The latest Adam Sandler/Netflix comedy has arrived. Is it any good?
After two misfires with The Ridiculous 6 and The Do Over, the third Netflix exclusive comedy from Adam Sandler teams him up with Steven Brill. The two had previously worked together on Little Nicky and Mr Deeds, but also made The Do Over. But moving away from action comedy and focusing more on character work, Sandy Wexler at least seems to take a step in the right direction.
Sandler plays Sandy Wexler a manager working trying to earn a living in 1990s Hollywood. He has a stable of artists, including puppeteer Ted Rafferty (Kevin James), daredevil Gary Roberts (Nick Swardson), and wrestler “Bedtime” Bobby Barnes (Terry Crewes). However, he lives in the pool house of a huge property owned by a Jewish Iranian Firuz, and despite his claims otherwise, he is clearly on the outskirts of show business.
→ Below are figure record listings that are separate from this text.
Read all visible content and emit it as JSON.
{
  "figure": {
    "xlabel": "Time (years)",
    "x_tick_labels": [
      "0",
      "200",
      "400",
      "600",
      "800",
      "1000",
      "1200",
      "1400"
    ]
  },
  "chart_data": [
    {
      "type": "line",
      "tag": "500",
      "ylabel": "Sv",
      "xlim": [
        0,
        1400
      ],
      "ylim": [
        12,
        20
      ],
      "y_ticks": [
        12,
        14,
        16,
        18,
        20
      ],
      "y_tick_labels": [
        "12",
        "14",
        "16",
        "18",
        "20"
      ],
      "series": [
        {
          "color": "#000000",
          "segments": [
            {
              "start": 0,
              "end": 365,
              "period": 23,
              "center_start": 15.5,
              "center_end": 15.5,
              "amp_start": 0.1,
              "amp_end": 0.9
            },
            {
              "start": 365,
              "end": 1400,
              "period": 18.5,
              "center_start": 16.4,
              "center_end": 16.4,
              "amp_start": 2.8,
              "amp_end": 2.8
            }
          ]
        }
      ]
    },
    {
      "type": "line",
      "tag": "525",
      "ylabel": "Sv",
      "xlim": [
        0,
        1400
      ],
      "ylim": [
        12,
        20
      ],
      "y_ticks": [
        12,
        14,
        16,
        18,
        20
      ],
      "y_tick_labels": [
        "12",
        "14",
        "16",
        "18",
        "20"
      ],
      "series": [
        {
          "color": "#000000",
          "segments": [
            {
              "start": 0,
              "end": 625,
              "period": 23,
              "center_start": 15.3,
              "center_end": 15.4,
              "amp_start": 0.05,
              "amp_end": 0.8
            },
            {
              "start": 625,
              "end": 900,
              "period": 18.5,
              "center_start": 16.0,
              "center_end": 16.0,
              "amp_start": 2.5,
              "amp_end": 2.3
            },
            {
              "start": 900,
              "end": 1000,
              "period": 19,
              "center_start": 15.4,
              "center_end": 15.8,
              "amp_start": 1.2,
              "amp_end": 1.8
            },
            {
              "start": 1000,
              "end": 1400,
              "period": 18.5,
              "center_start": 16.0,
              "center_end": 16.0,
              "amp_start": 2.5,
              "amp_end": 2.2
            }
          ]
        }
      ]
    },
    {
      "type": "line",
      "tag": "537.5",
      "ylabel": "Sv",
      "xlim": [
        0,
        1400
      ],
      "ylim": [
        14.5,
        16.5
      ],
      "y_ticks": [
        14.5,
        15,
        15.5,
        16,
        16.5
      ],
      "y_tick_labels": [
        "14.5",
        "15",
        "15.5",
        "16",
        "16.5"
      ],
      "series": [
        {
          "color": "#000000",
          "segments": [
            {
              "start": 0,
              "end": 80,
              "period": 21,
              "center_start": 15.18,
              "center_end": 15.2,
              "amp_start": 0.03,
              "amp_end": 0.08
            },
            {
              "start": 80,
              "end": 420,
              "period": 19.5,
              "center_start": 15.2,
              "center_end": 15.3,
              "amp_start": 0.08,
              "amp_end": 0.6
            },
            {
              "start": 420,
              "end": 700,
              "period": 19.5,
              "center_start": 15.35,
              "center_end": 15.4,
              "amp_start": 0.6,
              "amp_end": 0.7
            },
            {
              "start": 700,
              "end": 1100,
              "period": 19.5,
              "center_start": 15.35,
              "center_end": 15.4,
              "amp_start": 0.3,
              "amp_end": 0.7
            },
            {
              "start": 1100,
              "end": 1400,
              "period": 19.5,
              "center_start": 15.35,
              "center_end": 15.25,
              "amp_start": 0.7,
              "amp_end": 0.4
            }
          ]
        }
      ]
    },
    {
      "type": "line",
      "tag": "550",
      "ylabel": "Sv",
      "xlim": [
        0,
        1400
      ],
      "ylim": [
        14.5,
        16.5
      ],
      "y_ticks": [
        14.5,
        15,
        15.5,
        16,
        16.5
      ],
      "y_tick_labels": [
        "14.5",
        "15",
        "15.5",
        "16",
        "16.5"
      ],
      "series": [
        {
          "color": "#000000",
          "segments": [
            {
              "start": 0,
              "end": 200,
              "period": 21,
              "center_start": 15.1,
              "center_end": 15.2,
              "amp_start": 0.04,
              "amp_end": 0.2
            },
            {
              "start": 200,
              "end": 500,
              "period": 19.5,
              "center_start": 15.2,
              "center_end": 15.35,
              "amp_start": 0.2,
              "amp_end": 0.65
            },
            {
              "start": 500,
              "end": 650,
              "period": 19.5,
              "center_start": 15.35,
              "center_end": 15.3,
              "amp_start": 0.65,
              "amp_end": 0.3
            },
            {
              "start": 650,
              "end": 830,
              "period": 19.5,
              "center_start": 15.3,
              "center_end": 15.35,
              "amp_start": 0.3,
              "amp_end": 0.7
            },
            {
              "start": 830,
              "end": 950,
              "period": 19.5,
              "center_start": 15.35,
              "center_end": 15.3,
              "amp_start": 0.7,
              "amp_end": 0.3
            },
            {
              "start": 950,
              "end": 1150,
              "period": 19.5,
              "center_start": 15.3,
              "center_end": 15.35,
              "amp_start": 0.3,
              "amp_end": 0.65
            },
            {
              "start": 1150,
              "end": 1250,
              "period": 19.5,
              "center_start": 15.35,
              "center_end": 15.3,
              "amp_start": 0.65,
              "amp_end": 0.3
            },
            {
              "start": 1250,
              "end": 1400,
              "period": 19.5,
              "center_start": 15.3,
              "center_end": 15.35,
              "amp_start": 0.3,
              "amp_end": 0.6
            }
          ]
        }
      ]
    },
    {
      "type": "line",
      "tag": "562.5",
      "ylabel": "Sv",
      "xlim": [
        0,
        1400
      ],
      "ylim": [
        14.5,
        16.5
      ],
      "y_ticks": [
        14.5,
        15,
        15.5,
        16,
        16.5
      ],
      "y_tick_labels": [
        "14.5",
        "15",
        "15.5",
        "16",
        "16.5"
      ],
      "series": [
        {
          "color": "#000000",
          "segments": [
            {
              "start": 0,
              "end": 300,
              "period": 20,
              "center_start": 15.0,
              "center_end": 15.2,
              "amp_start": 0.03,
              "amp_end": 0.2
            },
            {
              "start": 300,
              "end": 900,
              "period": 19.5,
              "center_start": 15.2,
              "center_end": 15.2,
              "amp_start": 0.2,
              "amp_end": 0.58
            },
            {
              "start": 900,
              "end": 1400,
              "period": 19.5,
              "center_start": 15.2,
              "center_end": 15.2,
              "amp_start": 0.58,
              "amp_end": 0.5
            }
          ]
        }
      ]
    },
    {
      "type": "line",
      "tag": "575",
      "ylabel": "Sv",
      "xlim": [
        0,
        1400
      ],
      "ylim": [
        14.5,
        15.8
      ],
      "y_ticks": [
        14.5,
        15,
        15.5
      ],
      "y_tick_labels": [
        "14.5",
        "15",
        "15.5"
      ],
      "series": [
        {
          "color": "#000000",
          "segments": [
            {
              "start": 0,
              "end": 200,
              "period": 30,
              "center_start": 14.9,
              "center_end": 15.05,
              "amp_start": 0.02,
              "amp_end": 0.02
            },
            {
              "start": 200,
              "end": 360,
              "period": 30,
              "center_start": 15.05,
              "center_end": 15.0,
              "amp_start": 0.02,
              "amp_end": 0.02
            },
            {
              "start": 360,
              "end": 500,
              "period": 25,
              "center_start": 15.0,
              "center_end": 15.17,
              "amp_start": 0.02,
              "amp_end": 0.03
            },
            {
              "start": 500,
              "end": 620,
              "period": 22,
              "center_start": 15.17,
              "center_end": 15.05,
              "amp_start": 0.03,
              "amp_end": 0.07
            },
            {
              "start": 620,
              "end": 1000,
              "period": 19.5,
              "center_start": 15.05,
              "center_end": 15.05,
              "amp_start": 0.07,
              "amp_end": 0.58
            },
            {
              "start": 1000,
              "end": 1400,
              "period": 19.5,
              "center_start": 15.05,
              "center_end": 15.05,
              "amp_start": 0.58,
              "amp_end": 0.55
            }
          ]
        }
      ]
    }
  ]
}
When Wexler sees Courtney Chase (Jennifer Hudson) singing in a theme park, he realises he has discovered a real star. He also finds himself falling for her. Can Wexler guide her on the path to superstardom? What obstacles will they have to overcome on the way? And can he still make time for his other clients?
Jennifer Hudson is fantastic as the extremely talented singer – not too much of a stretch! – but your enjoyment of the film will be based on if you can get on board with the Wexler character. He’s deliberately annoying, but if you stick with him, at least Sandler has created a full character in Sandy Wexler. There’s a framing device that allows stars in the modern day to talk about Wexler in his “heyday”, and there are some real stars – Lorne Michaels, Jimmy Kimmel, Jay Leno, Conan O’Brien, Chris Rock, Dana Carvey among many others – that give the films a nice bit of gravitas. The period setting of 1990s Hollywood is really well done as well. Wexler meets Arsenio Hall at a news stand, Courtney does a MTV Unplugged show, and the mid-90s wrestling scenes look pretty realistic to WCW of that era. It’s cool to see Rikishi turn up as Bedtime’s opponent, and Terry Crewes might be the comedic highlight of the film. There are also a lot of cameo through Courtney Chase’s rise that I won’t spoil here, but they are a lot of fun, and don’t feel shoehorned in, even though some of them blatantly are!
Is this classic Sandler? No, it’s still a bit baggy at times, and not all of the jokes land, but it’s a lot better than his previous Netflix films. There’s plenty of mileage left in Sandler.